If enough Romans filled the Coliseum, were they justified in throwing Christian slaves into the pit to fight and inevitably be mauled by lions, given the large quantity of entertainment it provided to the thousands of Romans? Are you justified in torturing a terror suspect given there is information at stake as to a possible bomb on a London train? What is you know that train only has one or two people on it? What if the only way to extract this information is to torture the terror suspect’s daughter?

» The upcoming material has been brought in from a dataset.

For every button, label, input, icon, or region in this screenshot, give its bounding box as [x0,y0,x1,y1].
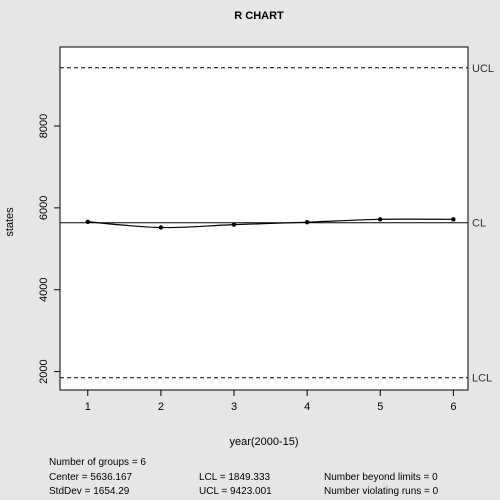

William and Elizabeth Stern were a happily married couple from Tenafly, New Jersey who wanted a child but couldn’t have one. They signed a contract with Mary Beth Whitehead for Ms Whitehead to bear the Stern’s child over nine months, after the artificial insemination of William Stern’s sperm, for a fee of $10,000. Having given birth to a baby girl, Ms Whitehead fled to Florida with the child, refusing to give it up. After Florida police found her, the custody fight went to court. Should Ms Whitehead honour the contract and give up baby Marissa, given she freely chose to engage in said contract? Or should she be allowed to keep the baby given her decision to agree the contract was not fully informed of the emotional commitment the deal would involve? Indeed, are there some things a market should not decide, such as the raising of a child?
Clare Hopwood was a white Californian who applied to Texas Law School. She scored well on the admissions tests but was not accepted to the school, despite having, on the face of it, a stronger application than various African American and Hispanic students. The university explained that part of its mission was to increase the racial and ethnic diversity of the legal profession, and so her rejection was justified despite her having a stronger application in academic terms. Was this affirmative action policy justified, given several admitted students were deemed more valuable than Hopwood only on the basis of their heritage? Is there any difference between this and the racial exclusion and anti-semitism of earl 20th century academic institutions? Should public institutions such as universities be free to set their missions and goals?
Michael Sandell addresses questions such as these with the balance of lucidity and complexity most academics can only dream of. Justice goes on a journey through the most influential theories in the history of political thought; the utilitarianism of Bentham and Mill, the freedom based-theories of Immanuel Kant and John Rawls, and the virtue theory of Aristotle. Through these thinkers, Sandell considers the three main conceptions of justice – justice as welfare, justice as freedom and justice as virtue. He uses everyday and real life examples to illuminate thinkers’, whose language and context might otherwise be lazily resisted. Sandell assumes nothing and holds no dogma while addressing these issues, making the reader question every prejudice and moral paradigm he might hold when trying to think of answers.
To conclude the work, Sandell puts forward a stronger argument for an evolution in citizenship than modern-day politician’s rhetoric ever could, based on civic virtue and a common good which doesn’t intrude on universal rights of freedom and choice. In today’s media, the majority of debate can often feel no more than an ideological food fight, a slanging match where the only moves seem to be “Boo your opinion!” or “Hurray for mine!”. But with a presidential election to come next year in America, Justice gives you the intellectual tools to see what is really at stake with each issue, whether that be same-sex marriage, abortion or public spending.
As the professor of Government at Harvard University, Sandell gives us an accessible anthology in political philosophy for anyone who wants to think clearly and confidently about morality and citizenship.